What else can cause it?

- Douching (this is when some kind of fluid is placed up into the vagina). Douching can potentially cause bacteria to travel up into the upper reproductive tract and into the fallopian tubes, where an infection can take place. Experts highly advise against this practice. You may think you are cleaning yourself, but in fact your body does this naturally through normal vaginal secretions, and douching only impedes the body's natural protection against bacteria.
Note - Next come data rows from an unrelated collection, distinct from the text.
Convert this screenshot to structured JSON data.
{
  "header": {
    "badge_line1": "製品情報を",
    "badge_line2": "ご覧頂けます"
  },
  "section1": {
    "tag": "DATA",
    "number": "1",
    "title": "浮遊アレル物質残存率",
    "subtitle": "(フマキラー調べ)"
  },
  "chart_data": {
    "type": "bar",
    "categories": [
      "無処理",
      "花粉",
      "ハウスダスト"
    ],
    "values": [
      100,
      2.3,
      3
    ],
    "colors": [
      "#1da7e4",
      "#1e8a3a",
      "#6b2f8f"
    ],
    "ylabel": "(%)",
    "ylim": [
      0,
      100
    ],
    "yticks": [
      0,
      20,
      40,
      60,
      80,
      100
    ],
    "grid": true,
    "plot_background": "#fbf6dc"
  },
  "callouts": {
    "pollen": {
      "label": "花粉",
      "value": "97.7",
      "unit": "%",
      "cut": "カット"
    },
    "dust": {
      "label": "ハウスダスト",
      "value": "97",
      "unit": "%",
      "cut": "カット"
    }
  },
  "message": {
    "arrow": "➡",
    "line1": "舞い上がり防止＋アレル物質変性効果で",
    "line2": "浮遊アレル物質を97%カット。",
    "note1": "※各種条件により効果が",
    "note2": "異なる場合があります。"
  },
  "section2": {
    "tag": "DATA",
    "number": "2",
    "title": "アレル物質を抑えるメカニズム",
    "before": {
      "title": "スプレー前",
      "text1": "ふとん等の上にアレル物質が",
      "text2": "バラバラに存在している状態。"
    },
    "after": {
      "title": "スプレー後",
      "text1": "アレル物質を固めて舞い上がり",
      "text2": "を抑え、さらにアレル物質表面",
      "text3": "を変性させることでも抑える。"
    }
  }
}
- There appears to be a connection to smoking cigarettes and the development of PID, along with premature menopause. So there's another reason to quit smoking.

Prevention

- Safe sex!

- Use condoms, unless you are in a trustworthy monogamous relationship (this means you are only having sex with one person). Remember if you don't use a condom correctly, it's easy for them to fail.

- Try not to have sex with too many different people. Although condoms do protect, they cannot 100% protect you from a STD, although they are the highest protection you can get (around 99%). During foreplay if a males penis is rubbing against your vagina (without penetration and without a condom, you are putting yourself at risk to some degree of catching a STD).